Wednesday, April 22, 2009

The Desires of a Tree

Roots have waned and I begin to you now.
The dirt crumbles at my base and I stretch up
Reaching with every fiber in my branches
I have no ties now, keeping me grounded.
Soon I may be able to jump!

Oh the thought, to move along,
I swoon in the stale breeze in frozen dreams,
Thawing now in the pure desire
(A day to pass it all, and leave),
Heating my core, my entity.

The nights grow warm again, and the mud encasing
My trivial shackles retreats in battle.
Deeply, I breath, inhaling, almost tasting
The day when I can come and feel you.
I hold and risk all for that moment, you.
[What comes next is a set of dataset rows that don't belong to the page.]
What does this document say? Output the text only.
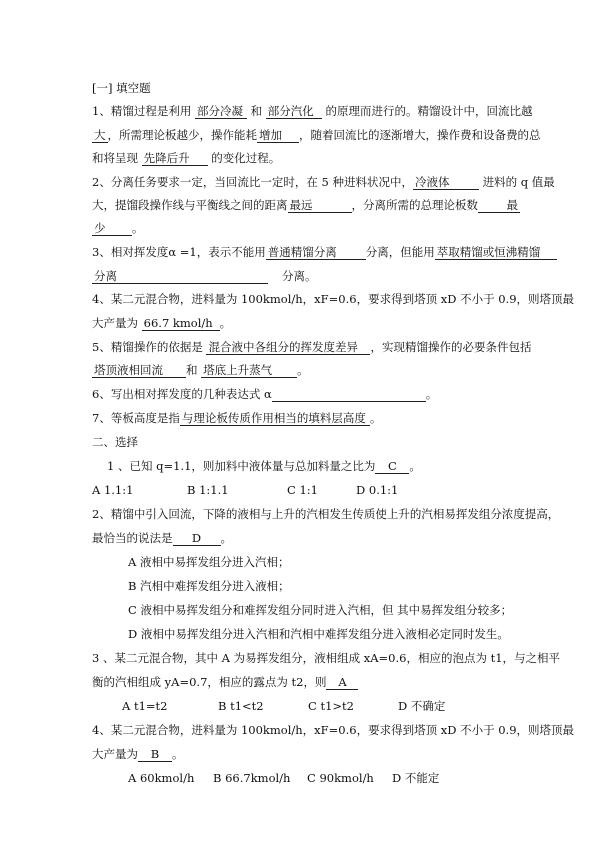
[一] 填空题
1、精馏过程是利用 部分冷凝 和 部分汽化 的原理而进行的。精馏设计中，回流比越
大 ，所需理论板越少，操作能耗 增加 ，随着回流比的逐渐增大，操作费和设备费的总
和将呈现 先降后升 的变化过程。
2、分离任务要求一定，当回流比一定时，在 5 种进料状况中， 冷液体	进料的 q 值最
大，提馏段操作线与平衡线之间的距离 最远	，分离所需的总理论板数 最
少 。
3、相对挥发度α =1，表示不能用 普通精馏分离	分离，但能用 萃取精馏或恒沸精馏
分离	分离。
4、某二元混合物，进料量为 100kmol/h，xF=0.6，要求得到塔顶 xD 不小于 0.9，则塔顶最
大产量为 66.7 kmol/h 。
5、精馏操作的依据是 混合液中各组分的挥发度差异 ，实现精馏操作的必要条件包括
塔顶液相回流 和 塔底上升蒸气 。
6、写出相对挥发度的几种表达式 α	。
7、等板高度是指 与理论板传质作用相当的填料层高度 。
二、选择
1 、已知 q=1.1，则加料中液体量与总加料量之比为 C 。
A 1.1:1	B 1:1.1	C 1:1	D 0.1:1
2、精馏中引入回流，下降的液相与上升的汽相发生传质使上升的汽相易挥发组分浓度提高，
最恰当的说法是 D 。
A 液相中易挥发组分进入汽相；
B 汽相中难挥发组分进入液相；
C 液相中易挥发组分和难挥发组分同时进入汽相，但 其中易挥发组分较多；
D 液相中易挥发组分进入汽相和汽相中难挥发组分进入液相必定同时发生。
3 、某二元混合物，其中 A 为易挥发组分，液相组成 xA=0.6，相应的泡点为 t1，与之相平
衡的汽相组成 yA=0.7，相应的露点为 t2，则 A
A t1=t2	B t1<t2	C t1>t2	D 不确定
4、某二元混合物，进料量为 100kmol/h，xF=0.6，要求得到塔顶 xD 不小于 0.9，则塔顶最
大产量为 B 。
A 60kmol/h B 66.7kmol/h C 90kmol/h D 不能定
‘It is almost time,’ exposed roots tell me.
For they pop out of the ground, laying there
Mocking my past; white limp digits!
Tickled now in grass as a child, dumb.
They hold no power over me.

Last one, I’m nearly free and jubilant
Just one more stretch and, Glee!
The ground holds me no longer, My Love.
I topple over and begin to crawl
Brittle and wooden, I move not.

I become thirsty and crave what’s now lost,
The taste of nutrient foundations
Gone now, my home, tributary of life
I have planted and I have forsaken.
Fear consumes me, and I die in vain.